Tantos vídeos, luzes, informações e conteúdos disponíveis a todo momento atrapalhando o sono não poderiam passar despercebidos pelo corpo e muito menos pela mente, conforme avalia o psicólogo clínico e professor universitário, Aristides Tomaz. Ele reitera que o uso do celular é um agravante aos distúrbios do sono e que tal conjunto apresenta uma série de consequências para saúde física e mental das pessoas.
“O indivíduo ao não conseguir dormir, utiliza o celular como estratégia para que ‘o sono venha’, mas aí é que está o problema, enquanto o cérebro perceber luzes e informações para serem processadas, dificilmente irá relaxar e desacelerar, condições necessárias para uma boa qualidade no sono”, explicou.
Os distúrbios de sono estão presentes em todas as idades, das crianças mais novas aos idosos mais velhos.
Entretanto, os jovens são os mais afetados, segundo o neurologista Samir Magalhães, tanto por condições biológicas quanto pelos fatores externos e comportamentais que agravam tais condições clínicas.
“A população mais jovem, especialmente os adolescentes, já têm uma predisposição a uma situação que a gente denomina de ‘Atraso do Sono’, que é fisiológico nessa população e é caracterizado por um atraso no período de início do sono”, explica Samir.
O neurologista detalha que na adolescência, habitualmente, os seres humanos têm uma janela de início de sono mais tardia. “Isso gera dificuldade de adaptação escolar, adaptação a rotina de estudos, dificuldades até sociais e com o uso de telas há um incremento dessa situação”, complementa.
Quais os aplicativos de rede social mais usados pelos brasileiros?
No caso dos idosos, as causas mudam, mas as consequências não. De acordo com o médico do sono, os idosos utilizam as redes sociais como passatempo devido à ausência de atividades ou mesmo como forma de reduzir o sentimento de solidão. “Especialmente, os que já não estão mais na ativa, que sofrem com a carência de rotina e excesso de uso de smartphones, computadores e TVs”, complementa.

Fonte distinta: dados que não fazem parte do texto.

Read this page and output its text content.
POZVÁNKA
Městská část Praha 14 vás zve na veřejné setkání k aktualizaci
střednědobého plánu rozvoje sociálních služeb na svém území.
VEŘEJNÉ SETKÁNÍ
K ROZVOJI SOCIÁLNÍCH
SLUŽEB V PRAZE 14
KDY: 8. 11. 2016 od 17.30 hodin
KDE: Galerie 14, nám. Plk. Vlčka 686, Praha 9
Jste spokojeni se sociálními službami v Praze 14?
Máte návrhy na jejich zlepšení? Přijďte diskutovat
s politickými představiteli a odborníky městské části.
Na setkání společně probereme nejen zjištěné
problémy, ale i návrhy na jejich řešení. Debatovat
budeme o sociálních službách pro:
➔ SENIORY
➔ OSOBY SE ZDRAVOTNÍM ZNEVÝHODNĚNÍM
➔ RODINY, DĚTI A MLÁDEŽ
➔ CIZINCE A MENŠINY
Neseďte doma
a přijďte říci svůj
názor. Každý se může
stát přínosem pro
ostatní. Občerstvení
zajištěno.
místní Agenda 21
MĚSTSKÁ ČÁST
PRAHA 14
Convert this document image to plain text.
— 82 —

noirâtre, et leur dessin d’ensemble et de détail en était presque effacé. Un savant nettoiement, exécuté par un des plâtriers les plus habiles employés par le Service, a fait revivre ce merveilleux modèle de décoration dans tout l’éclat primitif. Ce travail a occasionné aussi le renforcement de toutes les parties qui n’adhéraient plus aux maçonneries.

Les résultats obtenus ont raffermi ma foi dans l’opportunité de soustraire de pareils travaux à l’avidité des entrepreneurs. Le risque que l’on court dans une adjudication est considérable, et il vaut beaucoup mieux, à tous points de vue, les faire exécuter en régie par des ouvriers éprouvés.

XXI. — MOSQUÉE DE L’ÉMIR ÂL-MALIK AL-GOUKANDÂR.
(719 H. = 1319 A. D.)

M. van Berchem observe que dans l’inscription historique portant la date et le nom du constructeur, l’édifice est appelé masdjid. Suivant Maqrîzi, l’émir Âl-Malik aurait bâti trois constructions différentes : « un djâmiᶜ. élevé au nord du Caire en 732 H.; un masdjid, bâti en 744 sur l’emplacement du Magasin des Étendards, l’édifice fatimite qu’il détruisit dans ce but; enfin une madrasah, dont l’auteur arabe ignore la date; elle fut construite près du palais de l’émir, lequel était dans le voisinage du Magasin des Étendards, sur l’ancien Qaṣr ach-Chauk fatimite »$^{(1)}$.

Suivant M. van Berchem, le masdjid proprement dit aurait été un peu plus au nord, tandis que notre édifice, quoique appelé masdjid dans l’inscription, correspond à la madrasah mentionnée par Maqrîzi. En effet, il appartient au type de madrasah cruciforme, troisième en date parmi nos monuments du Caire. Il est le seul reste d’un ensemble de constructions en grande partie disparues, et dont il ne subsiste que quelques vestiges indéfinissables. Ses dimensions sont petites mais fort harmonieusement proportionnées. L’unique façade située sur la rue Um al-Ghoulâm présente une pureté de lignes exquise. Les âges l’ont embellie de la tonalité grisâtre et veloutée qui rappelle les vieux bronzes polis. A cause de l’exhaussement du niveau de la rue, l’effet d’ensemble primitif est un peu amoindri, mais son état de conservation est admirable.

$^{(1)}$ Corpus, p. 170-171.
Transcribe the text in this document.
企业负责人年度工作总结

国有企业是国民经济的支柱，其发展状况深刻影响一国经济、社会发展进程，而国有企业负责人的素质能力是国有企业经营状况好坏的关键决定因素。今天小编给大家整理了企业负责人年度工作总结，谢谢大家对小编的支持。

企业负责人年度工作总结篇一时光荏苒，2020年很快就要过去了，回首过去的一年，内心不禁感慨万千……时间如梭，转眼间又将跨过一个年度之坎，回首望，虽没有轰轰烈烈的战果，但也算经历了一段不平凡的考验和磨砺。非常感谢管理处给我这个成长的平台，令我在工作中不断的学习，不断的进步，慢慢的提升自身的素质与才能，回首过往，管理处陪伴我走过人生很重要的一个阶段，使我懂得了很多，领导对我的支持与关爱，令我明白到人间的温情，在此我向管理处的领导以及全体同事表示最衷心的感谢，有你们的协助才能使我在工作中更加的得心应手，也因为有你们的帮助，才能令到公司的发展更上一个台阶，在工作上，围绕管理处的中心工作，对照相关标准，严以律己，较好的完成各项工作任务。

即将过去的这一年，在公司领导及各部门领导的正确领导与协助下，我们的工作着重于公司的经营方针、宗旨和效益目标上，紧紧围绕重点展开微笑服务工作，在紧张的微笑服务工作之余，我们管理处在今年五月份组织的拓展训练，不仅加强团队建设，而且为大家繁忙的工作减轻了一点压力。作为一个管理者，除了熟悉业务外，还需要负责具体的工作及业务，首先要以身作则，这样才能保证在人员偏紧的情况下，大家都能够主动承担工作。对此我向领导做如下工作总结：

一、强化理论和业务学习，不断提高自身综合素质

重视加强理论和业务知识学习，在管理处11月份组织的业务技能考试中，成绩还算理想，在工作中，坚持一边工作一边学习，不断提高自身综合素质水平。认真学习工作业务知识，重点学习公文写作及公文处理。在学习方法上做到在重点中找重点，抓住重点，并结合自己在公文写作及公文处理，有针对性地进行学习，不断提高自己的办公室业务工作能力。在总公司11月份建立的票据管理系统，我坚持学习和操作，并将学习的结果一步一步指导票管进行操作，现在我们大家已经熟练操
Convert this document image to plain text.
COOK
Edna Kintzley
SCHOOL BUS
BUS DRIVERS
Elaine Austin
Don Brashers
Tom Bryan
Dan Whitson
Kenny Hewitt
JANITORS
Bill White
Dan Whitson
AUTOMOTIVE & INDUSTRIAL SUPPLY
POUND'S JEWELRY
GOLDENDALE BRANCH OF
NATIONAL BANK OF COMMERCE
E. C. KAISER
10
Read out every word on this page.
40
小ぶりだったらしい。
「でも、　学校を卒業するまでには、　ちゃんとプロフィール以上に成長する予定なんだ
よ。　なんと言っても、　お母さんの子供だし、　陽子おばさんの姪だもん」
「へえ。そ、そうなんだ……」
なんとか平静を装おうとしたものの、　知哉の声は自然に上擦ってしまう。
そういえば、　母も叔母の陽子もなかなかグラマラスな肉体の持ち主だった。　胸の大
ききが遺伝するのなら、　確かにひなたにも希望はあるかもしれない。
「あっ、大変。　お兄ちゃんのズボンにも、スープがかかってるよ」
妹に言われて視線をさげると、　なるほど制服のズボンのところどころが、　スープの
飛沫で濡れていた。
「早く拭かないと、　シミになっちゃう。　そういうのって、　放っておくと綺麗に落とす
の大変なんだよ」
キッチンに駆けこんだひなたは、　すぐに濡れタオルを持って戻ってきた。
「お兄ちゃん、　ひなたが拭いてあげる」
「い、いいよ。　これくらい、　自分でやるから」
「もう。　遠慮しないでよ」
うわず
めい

Em suma, o fator agravante em comum de todos esses problemas com o sono é o consumo excessivo de conteúdos em telas, sejam em notebooks, televisões ou no mais usual: o celular. A cultura pós-moderna da hiperconectividade funciona como um potencializador ainda maior dos prejuízos do uso demasiado das telas e, por conseguinte, das consequências disso para a saúde dos usuários.
Os números crescentes, tanto de internautas quanto de pessoas convivendo com distúrbios do sono, conforme os especialistas ouvidos pelo O POVO, são sinais de alerta para a necessidade urgente de um cuidado maior com a rotina do sono e o uso de celulares.